Gov. Gavin Newsom Unveils Vision For San Quentin State Prison

Gov. Gavin Newsom unveiled his plan Friday to transform San Quentin State Prison into a facility that emphasizes service and support over punishment, calling the new model the San Quentin Rehabilitation Center.
The governor joined former and current prison staff and inmates, elected officials and criminal justice reform advocates at a news conference at the prison on Friday to announce the project, which some are calling a Scandinavian approach to incarceration .
“I don’t call it a Scandinavian model,” Newsom said Friday when asked about the comparison. “It’s the California model. The California way, borrowing from global best practice.”
Newsom said he wants to make San Quentin “the preeminent restorative justice facility in the world.”

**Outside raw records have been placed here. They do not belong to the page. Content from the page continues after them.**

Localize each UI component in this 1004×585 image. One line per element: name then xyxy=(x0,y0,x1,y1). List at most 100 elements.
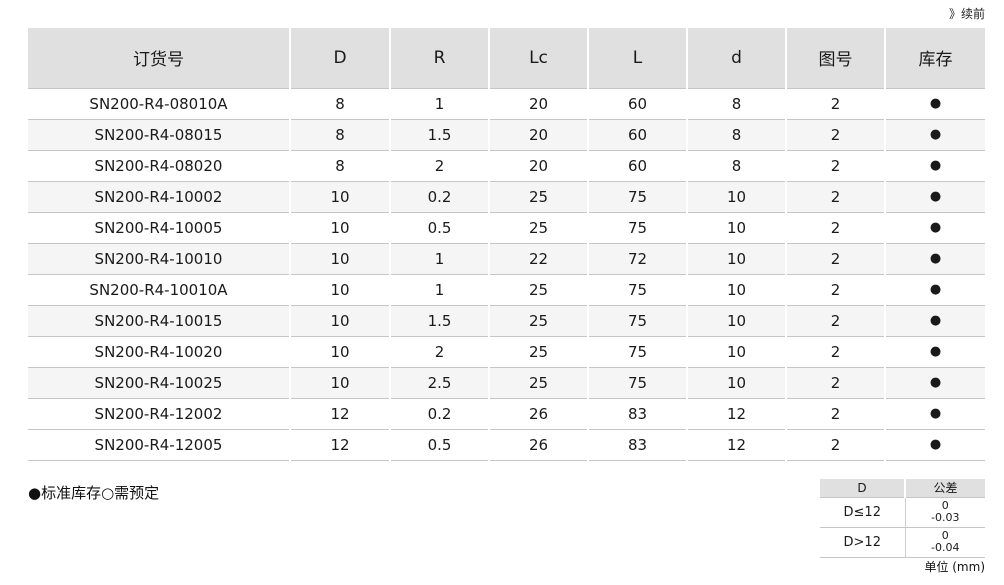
cell-Lc: 25 xyxy=(488,212,588,244)
cell-D: 12 xyxy=(289,429,390,461)
cell-D: 10 xyxy=(289,274,390,306)
cell-Lc: 20 xyxy=(488,119,588,151)
cell-R: 2.5 xyxy=(389,367,489,399)
cell-L: 75 xyxy=(587,336,687,368)
tolerance-d-range: D>12 xyxy=(820,527,905,558)
cell-order-no: SN200-R4-10002 xyxy=(28,181,290,213)
cell-d: 10 xyxy=(686,212,786,244)
cell-figure-no: 2 xyxy=(785,243,885,275)
cell-Lc: 20 xyxy=(488,88,588,120)
cell-Lc: 20 xyxy=(488,150,588,182)
cell-R: 1.5 xyxy=(389,119,489,151)
tolerance-value: 0 -0.03 xyxy=(904,497,985,528)
cell-figure-no: 2 xyxy=(785,274,885,306)
table-row: SN200-R4-10020 10 2 25 75 10 2 ● xyxy=(28,336,985,368)
cell-L: 75 xyxy=(587,367,687,399)
cell-R: 0.2 xyxy=(389,181,489,213)
cell-D: 10 xyxy=(289,181,390,213)
cell-R: 1 xyxy=(389,88,489,120)
table-row: SN200-R4-10015 10 1.5 25 75 10 2 ● xyxy=(28,305,985,337)
cell-d: 12 xyxy=(686,398,786,430)
cell-D: 10 xyxy=(289,243,390,275)
column-header-Lc: Lc xyxy=(488,28,588,89)
table-row: SN200-R4-10025 10 2.5 25 75 10 2 ● xyxy=(28,367,985,399)
cell-R: 0.5 xyxy=(389,429,489,461)
cell-figure-no: 2 xyxy=(785,367,885,399)
cell-stock-dot-icon: ● xyxy=(884,150,985,182)
column-header-figure-no: 图号 xyxy=(785,28,885,89)
cell-order-no: SN200-R4-12002 xyxy=(28,398,290,430)
cell-D: 10 xyxy=(289,336,390,368)
cell-figure-no: 2 xyxy=(785,88,885,120)
table-row: SN200-R4-08010A 8 1 20 60 8 2 ● xyxy=(28,88,985,120)
cell-figure-no: 2 xyxy=(785,181,885,213)
column-header-d: d xyxy=(686,28,786,89)
cell-L: 60 xyxy=(587,119,687,151)
cell-order-no: SN200-R4-08020 xyxy=(28,150,290,182)
column-header-order-no: 订货号 xyxy=(28,28,290,89)
tolerance-column-header-D: D xyxy=(820,479,905,498)
cell-stock-dot-icon: ● xyxy=(884,243,985,275)
cell-d: 10 xyxy=(686,336,786,368)
cell-order-no: SN200-R4-10010 xyxy=(28,243,290,275)
cell-Lc: 25 xyxy=(488,274,588,306)
cell-D: 10 xyxy=(289,305,390,337)
cell-stock-dot-icon: ● xyxy=(884,429,985,461)
cell-order-no: SN200-R4-10020 xyxy=(28,336,290,368)
column-header-R: R xyxy=(389,28,489,89)
cell-Lc: 26 xyxy=(488,429,588,461)
cell-figure-no: 2 xyxy=(785,305,885,337)
cell-figure-no: 2 xyxy=(785,119,885,151)
cell-L: 60 xyxy=(587,88,687,120)
cell-stock-dot-icon: ● xyxy=(884,367,985,399)
cell-d: 10 xyxy=(686,274,786,306)
continued-from-previous-marker: 》续前 xyxy=(948,7,985,21)
table-row: SN200-R4-12005 12 0.5 26 83 12 2 ● xyxy=(28,429,985,461)
cell-Lc: 25 xyxy=(488,336,588,368)
cell-d: 12 xyxy=(686,429,786,461)
product-table: 订货号 D R Lc L d 图号 库存 SN200-R4-08010A 8 1… xyxy=(28,28,985,461)
cell-L: 72 xyxy=(587,243,687,275)
cell-L: 75 xyxy=(587,274,687,306)
cell-D: 8 xyxy=(289,88,390,120)
product-table-body: SN200-R4-08010A 8 1 20 60 8 2 ● SN200-R4… xyxy=(28,88,985,461)
cell-stock-dot-icon: ● xyxy=(884,336,985,368)
cell-d: 10 xyxy=(686,367,786,399)
table-row: SN200-R4-10010 10 1 22 72 10 2 ● xyxy=(28,243,985,275)
cell-L: 75 xyxy=(587,212,687,244)
column-header-L: L xyxy=(587,28,687,89)
cell-d: 10 xyxy=(686,181,786,213)
cell-Lc: 25 xyxy=(488,367,588,399)
table-row: SN200-R4-12002 12 0.2 26 83 12 2 ● xyxy=(28,398,985,430)
cell-d: 10 xyxy=(686,243,786,275)
cell-stock-dot-icon: ● xyxy=(884,305,985,337)
cell-d: 8 xyxy=(686,119,786,151)
tolerance-row: D≤12 0 -0.03 xyxy=(820,497,985,528)
cell-D: 8 xyxy=(289,119,390,151)
cell-R: 0.5 xyxy=(389,212,489,244)
cell-Lc: 25 xyxy=(488,305,588,337)
cell-L: 60 xyxy=(587,150,687,182)
cell-R: 0.2 xyxy=(389,398,489,430)
cell-stock-dot-icon: ● xyxy=(884,212,985,244)
cell-stock-dot-icon: ● xyxy=(884,398,985,430)
cell-order-no: SN200-R4-10010A xyxy=(28,274,290,306)
cell-stock-dot-icon: ● xyxy=(884,88,985,120)
cell-stock-dot-icon: ● xyxy=(884,119,985,151)
cell-order-no: SN200-R4-10015 xyxy=(28,305,290,337)
stock-legend: ●标准库存○需预定 xyxy=(28,484,160,502)
cell-Lc: 26 xyxy=(488,398,588,430)
table-row: SN200-R4-10002 10 0.2 25 75 10 2 ● xyxy=(28,181,985,213)
column-header-stock: 库存 xyxy=(884,28,985,89)
cell-R: 2 xyxy=(389,150,489,182)
cell-stock-dot-icon: ● xyxy=(884,181,985,213)
cell-d: 10 xyxy=(686,305,786,337)
cell-order-no: SN200-R4-12005 xyxy=(28,429,290,461)
cell-R: 2 xyxy=(389,336,489,368)
cell-figure-no: 2 xyxy=(785,336,885,368)
cell-L: 83 xyxy=(587,398,687,430)
tolerance-table: D 公差 D≤12 0 -0.03 D>12 0 -0.04 xyxy=(820,479,985,558)
cell-L: 83 xyxy=(587,429,687,461)
tolerance-lower: -0.03 xyxy=(931,511,960,524)
column-header-D: D xyxy=(289,28,390,89)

Under the new plan, San Quentin will house only about 2,000 inmates serving lighter sentences and transfer more than 500 inmates with more crimes, including those on death row, to other facilities.
Newsom said the transition will take place in 2025, for which he has pledged $20 million.
The so-called Scandinavian model emphasizes education, training and rehabilitation over punishment, with the idea that people should leave prison no worse off than they were when they entered. Newsom said some approaches have already begun in smaller prisons across the state, but this one will be the largest.
In the new mode of San Quentin, prisoners will be able to learn lucrative trades to increase their chances of success upon release. This means prisoners can learn to become plumbers, electricians or truck drivers.
Currently, San Quentin already has its own college program, an award-winning inmate-produced newspaper, and several other enriching opportunities.
State Senator Mike McGuire of Healdsburg also supported the new direction.
“We put politics above sensible policy when it comes to our criminal justice system,” he said. “Newsom’s action today is not just about reform. It’s about changing lives. It’s about ending the prison pipeline that affects California’s communities of color. It’s about creating a path for entire families and a better future for this state .It’s about saving taxpayer money.”
Both McGuire and the governor said that at the heart of the need for a new approach is the state’s 70 percent recidivism rate. While he says his office is simply studying reform patterns around the world and will create its own, he cites Norway’s 20 percent recidivism rate as an argument for restorative justice rather than simply warehousing people.
Newsom joked when asked what challenges he faced implementing the new model.
“Fires, droughts, social unrest, pandemics?” he quipped, adding: “Ron DeSantis?”
“People who are interested will make excuses. People who are responsible will find a way to make things right,” he said.
Assemblyman Phil Ting, D-San Francisco/San Mateo, spoke at a news conference in support of the plan.
“For decades, we’ve believed that we could be safer as a state,” he said. “If we put our prisoners in the most remote parts of the state, if we can send them out, separate them from their communities, separate them from us, separate them from their loved ones and families, somehow We will be safer.
“Actually, I think the opposite is needed,” Ting said.
San Quentin is located in the prime area of Marin facing the bay. It is the oldest prison in California and once housed the largest death row in the United States. It currently houses around 3,300 prisoners.
In 2019, Newsom suspends executions in the state and ordered the demolition of the death chamber at San Quentin.